Anyone remember Fidonet?
Yes! Though I only got on it to get to the Internet. I got online in '87, but I didn't quite realise I was online.
Uh, not that I thought all those other people were in the next room or anything. I just never thought of "online" as a thing.
I remember knowing
of
fidonet, mostly. Y'all are old.
I sincerely expected criticism about my writing, and some of me as a human (like being described as needy or whiny or a variety of issues I'll cop to...and the reviewer does describe me in those terms which I'm cool with), but I weirdly never expected the subject matter to be criticized as obsolete/archaic.
I'm also sort of floored by the amount of criticism I've seen about the book, by people who haven't read the book.
Uh, not that I thought all those other people were in the next room or anything. I just never thought of "online" as a thing.
One of the first BBSs I was on was The Well. I remember being a little amazed, thinking, "My computer is connected to a computer in
San Francisco.
I'm using my computer to communicate with other computer users, most of whom are 2000 miles away."
This was in 1991.
I love the term " squishy enthusiasm"!
The whole not-explicitly-articulated-but-still-vaguely-present air of "My fandom is respectable because we're all just madly cerebrating brains in jars!" thing bugged me.

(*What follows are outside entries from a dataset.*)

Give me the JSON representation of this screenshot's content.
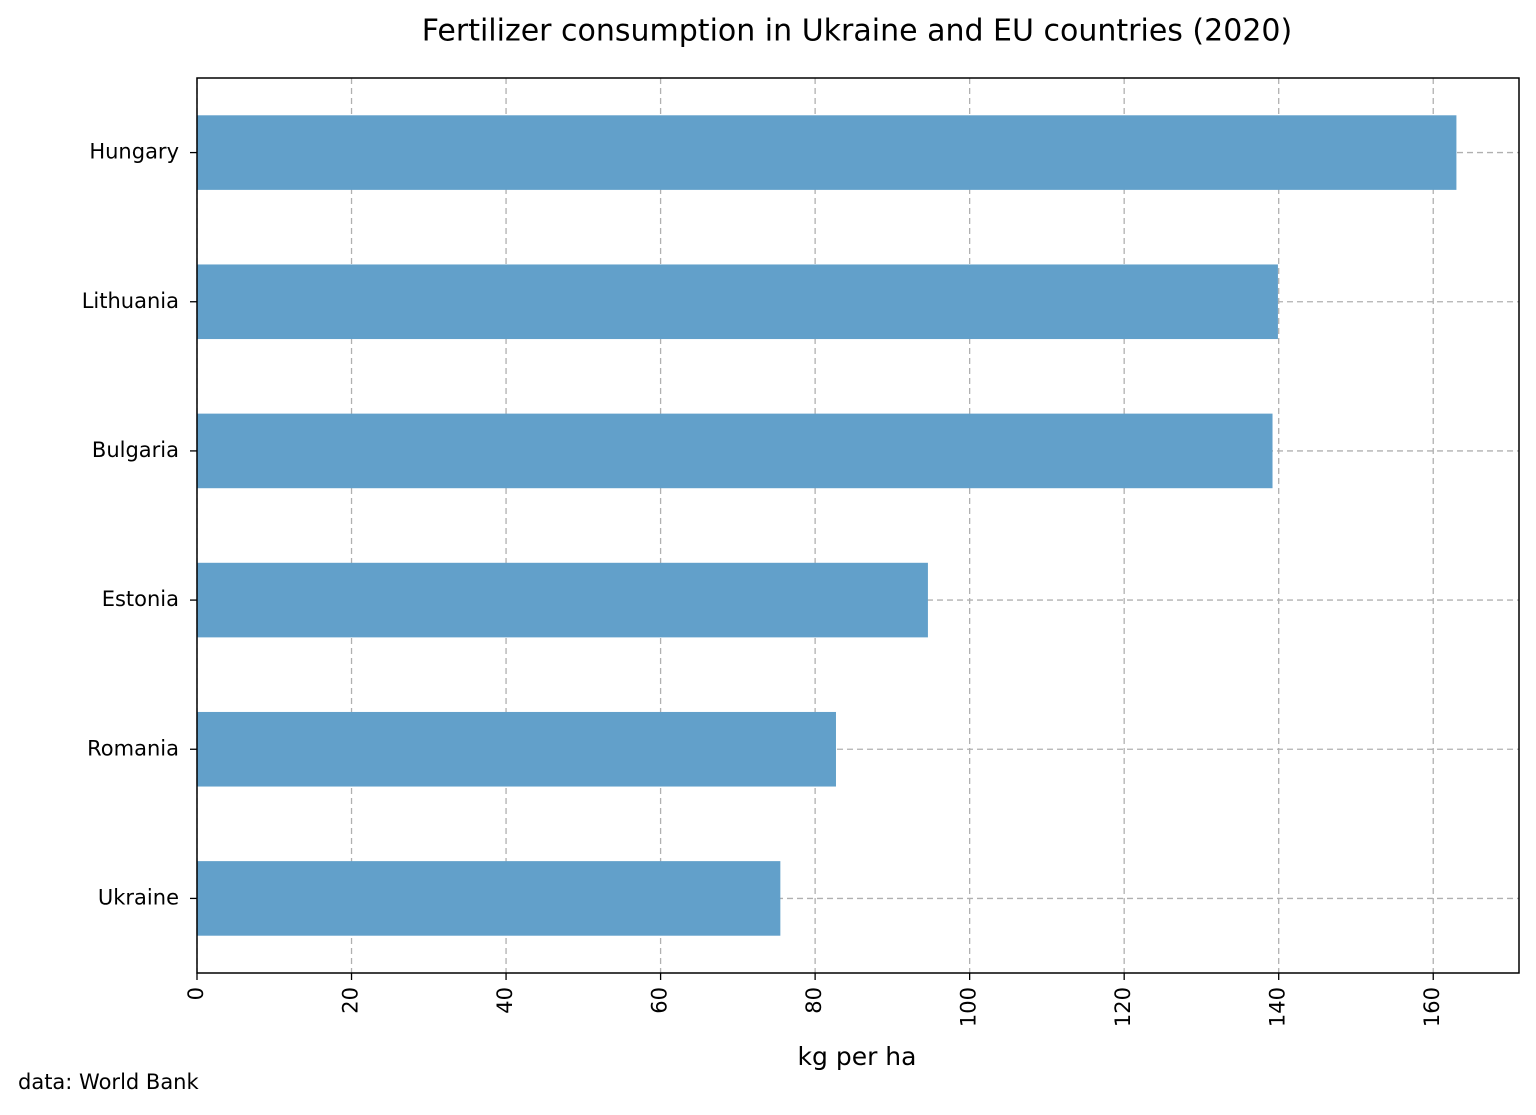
{
  "chart_data": {
    "type": "barh",
    "title": "Fertilizer consumption in Ukraine and EU countries (2020)",
    "x_label": "kg per ha",
    "source": "data: World Bank",
    "categories": [
      "Hungary",
      "Lithuania",
      "Bulgaria",
      "Estonia",
      "Romania",
      "Ukraine"
    ],
    "values": [
      163.0,
      139.9,
      139.2,
      94.6,
      82.7,
      75.5
    ],
    "color": "#62a0ca",
    "xlim": [
      0,
      171.1
    ],
    "xticks": [
      0,
      20,
      40,
      60,
      80,
      100,
      120,
      140,
      160
    ],
    "grid": true
  }
}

Not least because one of the points of the book is that media fannishness isn't really any weirder than, say, sports fannishness. In the eyes of much of the country, Suzi is a dedicated fan and an awesome delightful person (and the girl that many season ticket holders dream of) because she wears a green and yellow wig to A's games and paints her nails green and yellow during the baseball season, but if she went to meet a bunch of us dressed in, say, a prom dress and a black leather jacket and carrying a pointy piece of wood she'd be a wretched loser? Why is one fannishness applauded and beloved and All American and the other punched in the gut and shoved into lockers? Even (just a little) by other fans of the very same media?
I mean, I do understand why, but it bugs me when someone
in the fandom
(and she is, whether or not she wants to cop to it) tries to make that "Oh, I'm a fan, but not THAT KIND of fan" distinction. It's all very Jane Austen and the heroine of a novel saying shamefacedly, "Oh, it is only a novel!" Who's gonna stick up for fandom if even fandom is embarrassed by fandom?
Except, you know, the k*tt*ns and the Spuffists. They're totally craxy.
I should also add that it appears as though she enjoyed it and said some pretty nice things.
But I'm just stunned at the idea that it's somehow more difficult to find your tribe online now, than it was ten years ago.
Kathy, here.
eta: The above is the thing that's been bugging me. The "Hey, cool book about a quaint old antiquarian online community!" review is here.
I know it was in the early 80s, on my first apple on the noisy modem Ah, those were the days. We ran at BBS in the late 80s. It never seemed odd to me that I would meet people that I knew "online" until recent years.
I'm also sort of floored by the amount of criticism I've seen about the book, by people who haven't read the book.
This can only be a good thing, honestly-- it's not about your book, it's that lots of people have very personal relationships to their boards that no one has written about, really. You're in an untapped market and people are using the book to talk about something they don't get to talk about. There's metafandom, but there's not really metaboards. It's all part of buzz that gets people to pick up the book!
I know it was in the early 80s, on my first apple on the noisy modem Ah, those were the days.
Huh. I got my first "real" computer in 1985. I knew what modems were but I didn't see what the point of having one was.